Tuesday 11 August 2009

Post grads as legitimate peripheral participants

Legitimate peripheral participants are participants in an activity (Lave & Wenger, 1991), but on the edge of the activity, hence peripheral. They are legitimate when they are meant to be there, involved and usually learning. Post grads are in training in research so are legitimate and peripheral, but I'm not sure that they get to participate in research activities.
Research activities include:
  • teaching,
  • analysis,
  • coding,
  • perhaps interviewing and transcribing.
Open University post grads don't get training or any opportunity to teach, as I've previously mentioned.

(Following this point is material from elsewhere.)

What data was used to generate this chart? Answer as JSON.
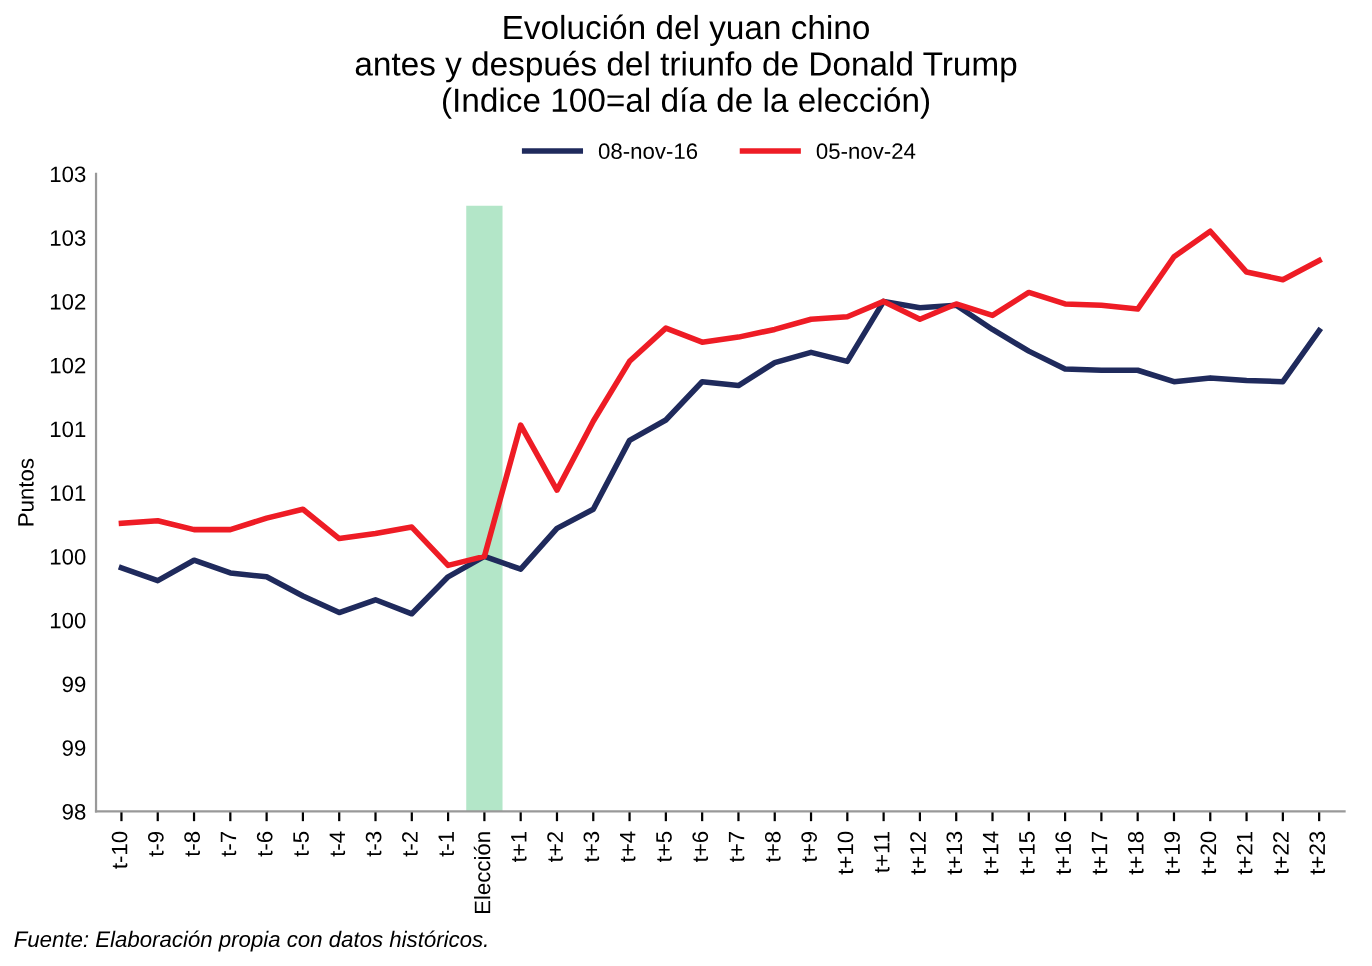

The doctoral training workshop (DTW) sessions provide some training, but not learning by doing. For example, the DTW includes a session on interviewing, but not on transcription, or on coding of qualitative data. It's up to the PG to read up. And if you don't realise the issues, then you don't deliberately read up on the skills. Until I read Kvale (1996), and then Tilley (2003), I had considered transcription a chore, not a skill that required reflection. I believed I could create an objective representation of the dialogue that had taken place. But now I'm not so sure and have questions:
  • where do I punctuate?
  • was that remark a query or a statement?
  • which transcript is more accurate - mine or that of the paid transcriber? For example, one of us heard "certain reviews" and the other heard "similar views".
As a legitimate peripheral participant, post grads could be learning from skilled teachers and researchers. For teaching, each PG should be assigned to an OU course with requirements to research relevant literature including web links and current news for the course team, perhaps also proof reading tutor marked assignment (TMA) questions and tutor notes. PGs could be trained on electronic asynchronous forums where they could moderate and be web masters for the course, They could learn about teaching through giving electronic tutorials - the OU uses Elluminate.

For PGs doing qualitative research, they need the chance to shadow experienced interviewers, observing how it's done. They could transcribe someone else's research, and then discuss issues arising from it, so having the experience to reflect on their own transcriptions.

I don't have enough experience to think yet what "sitting next to Nellie" experience a post grad following a quantitative approach would benefit from.

I suspect other universities not just the OU, fail their post grads on these skills, but if the PhD is really a training in research, then post grads must participate in research, and as trainees, they are peripheral. Universities that espouse learning, must legitimate that participation.


LAVE, J. & WENGER, E. (1991) Situated learning : legitimate peripheral participation, Cambridge, Cambridge University Press.
Kvale, 1996, InterViews: introduction to qualitative research interviewing
TILLEY, S. A. (2003) "Challenging" Research Practices: Turning a Critical Lens on the Work of Transcription. Qualitative Inquiry, 9.